Het was bijna ochtend. Ik was gelukkiger dan ik ooit had
gedacht te kunnen zijn. En zo heerlijk slaperig. Om je de waarheid
te zeggen, sliep ik misschien wel echt.
'André?'
'Wat is er, liefje?' vroeg hij doezelig.
'Wil je me morgenochtend meteen vertellen hoe Parijs eruitzag
toen je wegging?'
'Ja hoor.'
'André?'
'Wat?'
'Heb je een grijze regenjas? Met een strakke riem?'
'Nee. Waarom?'
'Help me er morgen aan herinneren, oké? Over Miller. Het was
Miller.' 'Wie?'
'Weet je wat ik net nog meer droomde, André?'
'Nou?'
Ik giechelde. 'Ik droomde dat je me vertelde dat je daar
getrouwd was.
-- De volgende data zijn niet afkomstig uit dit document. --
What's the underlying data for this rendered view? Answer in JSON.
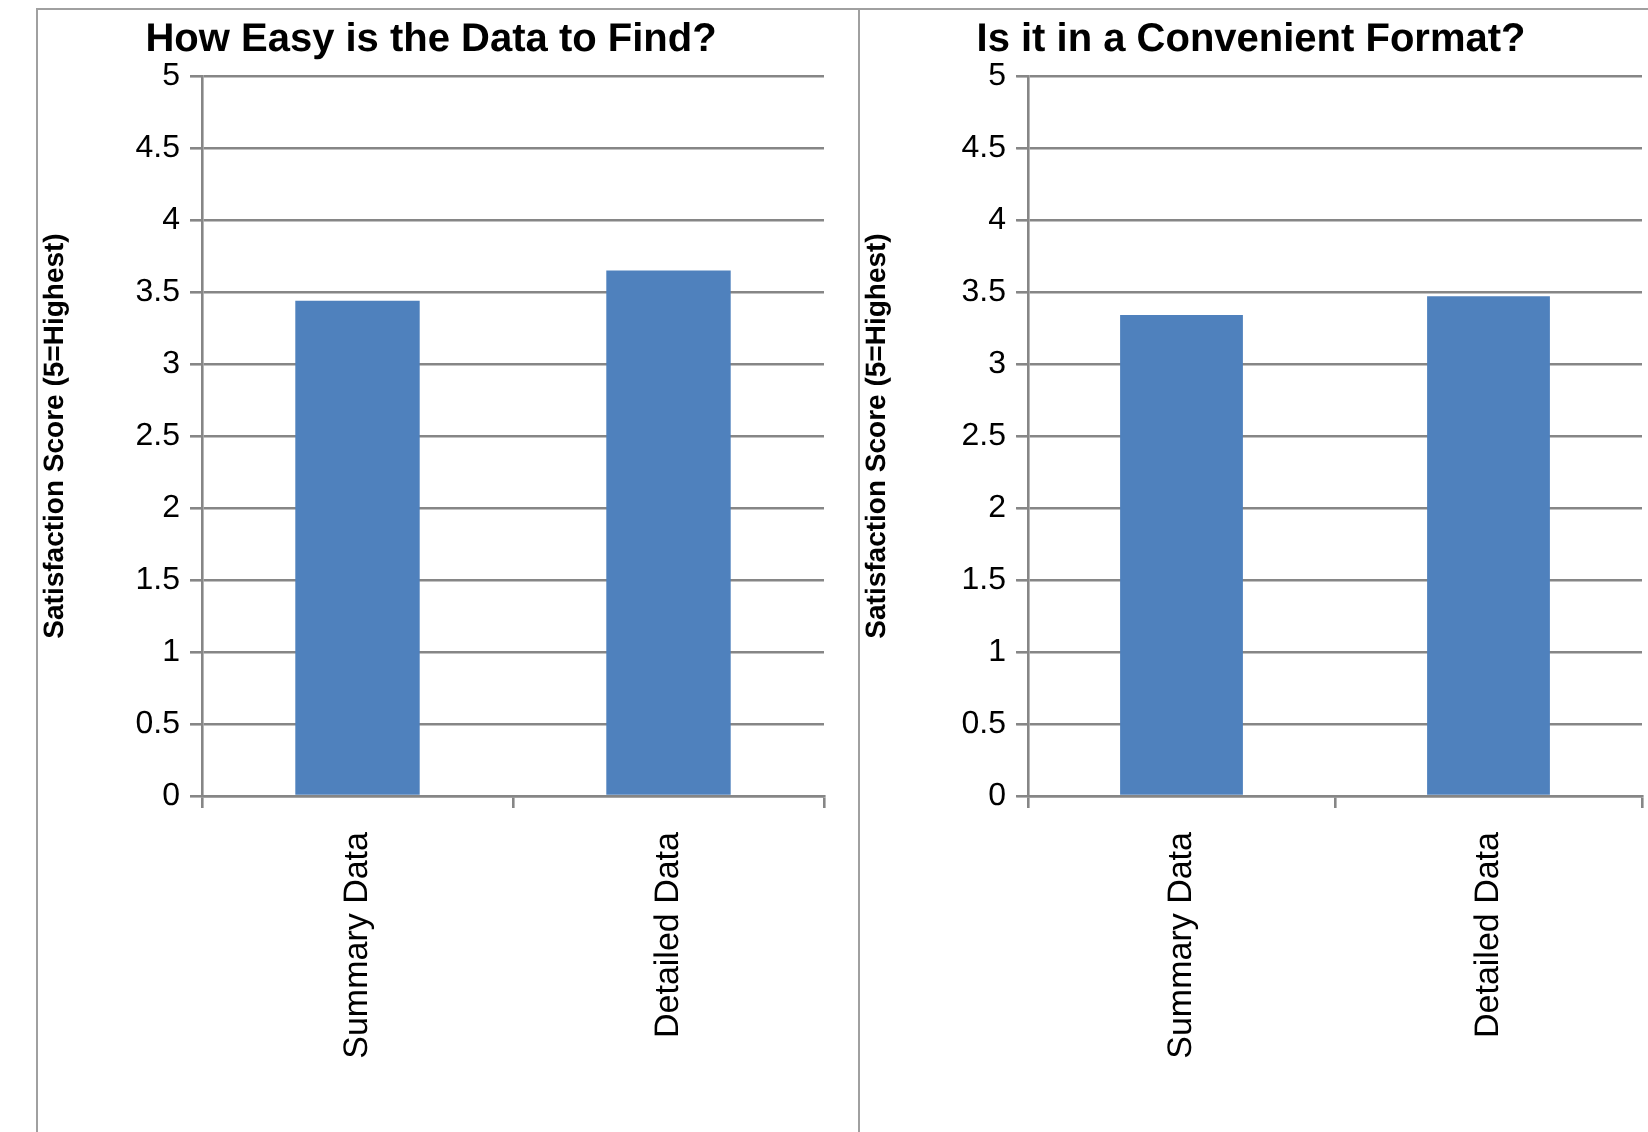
{
  "chart_data": [
    {
      "type": "bar",
      "title": "How Easy is the Data to Find?",
      "ylabel": "Satisfaction Score (5=Highest)",
      "categories": [
        "Summary Data",
        "Detailed Data"
      ],
      "values": [
        3.44,
        3.65
      ],
      "color": "#4f81bd",
      "ylim": [
        0,
        5
      ],
      "yticks": [
        0,
        0.5,
        1,
        1.5,
        2,
        2.5,
        3,
        3.5,
        4,
        4.5,
        5
      ],
      "grid": "y"
    },
    {
      "type": "bar",
      "title": "Is it in a Convenient Format?",
      "ylabel": "Satisfaction Score (5=Highest)",
      "categories": [
        "Summary Data",
        "Detailed Data"
      ],
      "values": [
        3.34,
        3.47
      ],
      "color": "#4f81bd",
      "ylim": [
        0,
        5
      ],
      "yticks": [
        0,
        0.5,
        1,
        1.5,
        2,
        2.5,
        3,
        3.5,
        4,
        4.5,
        5
      ],
      "grid": "y"
    }
  ]
}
Dat je een vrouw hebt in Parijs.'
Een lange stilte. En toen: 'Dat was geen droom, Nan. Dat heb
ik je ook verteld.'
'Geweld? Wat erg. Vertel me dat morgen maar.'
'Heb je gehoord wat ik zei, Nan?'
'Hm-hm, jij ook een prettig kerstfeest, liefje. Ik zie je
morgen.'
Ik gaf hem nog een kus, trok het dekbed op, draaide me op mijn
zij en doezelde weg.
Ik sliep als een roos.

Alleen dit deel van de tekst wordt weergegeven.